Mertz gripped his hand, tears welling up in his eyes. ‘I hope to share many merry Christmases with my friend Mawson, if possible in the civilised world.'

‘We will, Xavier. Next Christmas you and I will sit down and feast on the very best dishes. Stuffed turkey roasted until the skin sizzles, Yorkshire pudding with gravy, platters of baked vegetables, a Christmas pudding full of sixpences and drizzled with brandy sauce and so heavy it takes two of us to carry it to the table.'

‘We'll finish with cream cakes drizzled in strawberry sauce.'

‘And toast our good health with porto wine and a box each of your fancy Swiss biscuits.'

Every conversation, every dream, the sum of conscious thought, centred on this aching need for food.

In their makeshift camp fashioned from the tent cover which had been stored on Douglas's sledge, two sleeping bags obscured the floor of snow. Only one man could move about at a time, and neither could rise from sitting.
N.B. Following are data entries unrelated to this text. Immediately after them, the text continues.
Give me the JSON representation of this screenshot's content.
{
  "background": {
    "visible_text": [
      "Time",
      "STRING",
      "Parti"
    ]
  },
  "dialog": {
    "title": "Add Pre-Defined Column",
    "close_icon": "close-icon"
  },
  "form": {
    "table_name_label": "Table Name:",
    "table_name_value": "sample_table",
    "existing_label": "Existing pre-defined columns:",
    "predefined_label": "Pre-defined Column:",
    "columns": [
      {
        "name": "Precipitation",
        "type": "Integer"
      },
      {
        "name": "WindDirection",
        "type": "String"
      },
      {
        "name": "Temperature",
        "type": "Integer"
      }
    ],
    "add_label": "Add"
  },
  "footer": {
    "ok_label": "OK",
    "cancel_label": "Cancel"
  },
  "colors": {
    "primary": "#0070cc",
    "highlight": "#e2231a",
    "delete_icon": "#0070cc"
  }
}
It was impossible not to knock an elbow or crack a skull against the wooden frame Mertz had jigged from the legs of the theodolite, the instrument now set up on the cooker box to calculate their bearings.

One hundred and fifty-eight miles from Christmas camp back to winter quarters as the crow flies. If, and only if, they could keep up a daily march of eight, ten miles, continue supplementing the remaining food bags—the nine days' rations that were on Douglas's sledge—then it was an even race. Non-essential articles had been jettisoned to reduce the load: hypsometer, rifle, thermometers, camera and film discarded at the start of the stretch he had silently dubbed
Ninnis Glacier
.

26 December: I promised to do all I could for Xavier for him to see
Australia and New Zealand.

Douglas had started out from winter quarters weighing two hundred and ten pounds, Xavier, one hundred and sixty. Even on full daily rations of thirty four and three-quarter ounces, they had dropped a substantial amount of weight. Now, with fourteen ounces allocated for each day, their strength was so reduced that the task of breaking camp took an inordinate length of time.